Hovenier dit qu'il y aura des conséquences si cette route continue là où le gouvernement du Kosovo ne répond pas aux demandes des amis

L'ambassadeur des États-Unis à Pristina Jeffrey Hovenier, dans une interview sur le spectacle Rubikon à Klan Kosova, a déclaré que les États-Unis d'Amérique, en tant que partenaire le plus proche du Kosovo et l'engagement du peuple américain au Kosovo lui-même et au peuple du Kosovo, restent toujours stables. Havenier dit qu'ils ont cherché [...]
Hovnier dit qu'ils ont demandé au gouvernement du Kosovo de prendre certaines mesures spécifiques pour faciliter la situation dans ce pays, pour aider à aller de l'avant au profit du Kosovo et de la stabilité régionale. Mais selon le premier Américain de Pristina, les États-Unis sont préoccupés par le fait que le gouvernement du Kosovo n'a pas répondu positivement à ces exigences.

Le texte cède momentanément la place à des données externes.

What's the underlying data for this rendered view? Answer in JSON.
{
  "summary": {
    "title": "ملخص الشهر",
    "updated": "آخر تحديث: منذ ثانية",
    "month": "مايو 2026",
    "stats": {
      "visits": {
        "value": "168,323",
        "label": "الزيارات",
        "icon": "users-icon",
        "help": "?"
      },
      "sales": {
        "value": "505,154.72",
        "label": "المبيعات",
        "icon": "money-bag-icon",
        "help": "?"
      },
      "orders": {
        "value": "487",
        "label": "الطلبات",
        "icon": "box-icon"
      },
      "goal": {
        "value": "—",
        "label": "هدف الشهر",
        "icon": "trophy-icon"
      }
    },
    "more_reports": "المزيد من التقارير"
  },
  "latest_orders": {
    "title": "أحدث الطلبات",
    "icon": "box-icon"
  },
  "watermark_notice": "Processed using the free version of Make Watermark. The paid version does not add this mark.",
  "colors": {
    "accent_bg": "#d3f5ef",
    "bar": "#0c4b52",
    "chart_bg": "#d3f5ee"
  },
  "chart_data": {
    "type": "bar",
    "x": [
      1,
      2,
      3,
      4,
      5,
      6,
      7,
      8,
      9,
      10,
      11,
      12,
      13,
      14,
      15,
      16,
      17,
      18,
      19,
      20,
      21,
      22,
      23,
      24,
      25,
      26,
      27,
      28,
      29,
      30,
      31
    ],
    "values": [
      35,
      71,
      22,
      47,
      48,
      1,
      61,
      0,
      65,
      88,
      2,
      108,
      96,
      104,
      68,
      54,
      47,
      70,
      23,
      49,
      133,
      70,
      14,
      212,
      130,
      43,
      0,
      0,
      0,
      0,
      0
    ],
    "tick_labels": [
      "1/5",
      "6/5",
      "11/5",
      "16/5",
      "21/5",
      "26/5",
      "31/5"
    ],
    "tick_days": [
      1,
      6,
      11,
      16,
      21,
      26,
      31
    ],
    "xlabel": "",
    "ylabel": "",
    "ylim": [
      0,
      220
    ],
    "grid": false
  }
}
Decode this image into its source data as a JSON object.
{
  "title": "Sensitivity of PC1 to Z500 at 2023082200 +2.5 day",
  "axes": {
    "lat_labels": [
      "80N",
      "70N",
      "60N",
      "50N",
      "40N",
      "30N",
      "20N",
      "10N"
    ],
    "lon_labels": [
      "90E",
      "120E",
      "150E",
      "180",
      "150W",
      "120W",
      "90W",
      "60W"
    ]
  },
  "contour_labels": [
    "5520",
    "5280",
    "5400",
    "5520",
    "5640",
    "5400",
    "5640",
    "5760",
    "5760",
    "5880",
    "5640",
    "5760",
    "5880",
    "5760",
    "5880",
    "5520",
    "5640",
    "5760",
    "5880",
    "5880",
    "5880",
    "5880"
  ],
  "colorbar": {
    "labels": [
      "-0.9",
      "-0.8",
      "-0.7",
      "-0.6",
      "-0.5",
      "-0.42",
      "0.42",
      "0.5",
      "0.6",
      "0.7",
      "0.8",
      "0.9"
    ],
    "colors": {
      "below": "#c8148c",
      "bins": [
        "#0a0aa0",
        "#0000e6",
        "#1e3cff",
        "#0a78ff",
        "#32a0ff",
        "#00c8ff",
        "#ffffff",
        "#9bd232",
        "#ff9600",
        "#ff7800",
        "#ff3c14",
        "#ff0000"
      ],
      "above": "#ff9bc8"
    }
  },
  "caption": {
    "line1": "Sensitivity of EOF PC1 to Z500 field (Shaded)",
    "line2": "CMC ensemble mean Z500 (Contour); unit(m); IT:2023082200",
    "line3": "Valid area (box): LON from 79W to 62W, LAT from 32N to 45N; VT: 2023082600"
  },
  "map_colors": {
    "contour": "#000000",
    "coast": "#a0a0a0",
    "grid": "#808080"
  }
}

Ne pas entrer dans les détails, Havenier a déclaré qu'il est clair qu'il y aura d'autres conséquences si cette voie se poursuit là où le gouvernement du Kosovo ne répond pas aux demandes de tous ses amis de tous les pays qu'il a et a montré depuis une ou deux décennies notre engagement à voir le Kosovo prendre sa place en Europe et dans les structures européennes et euro-atlantiques.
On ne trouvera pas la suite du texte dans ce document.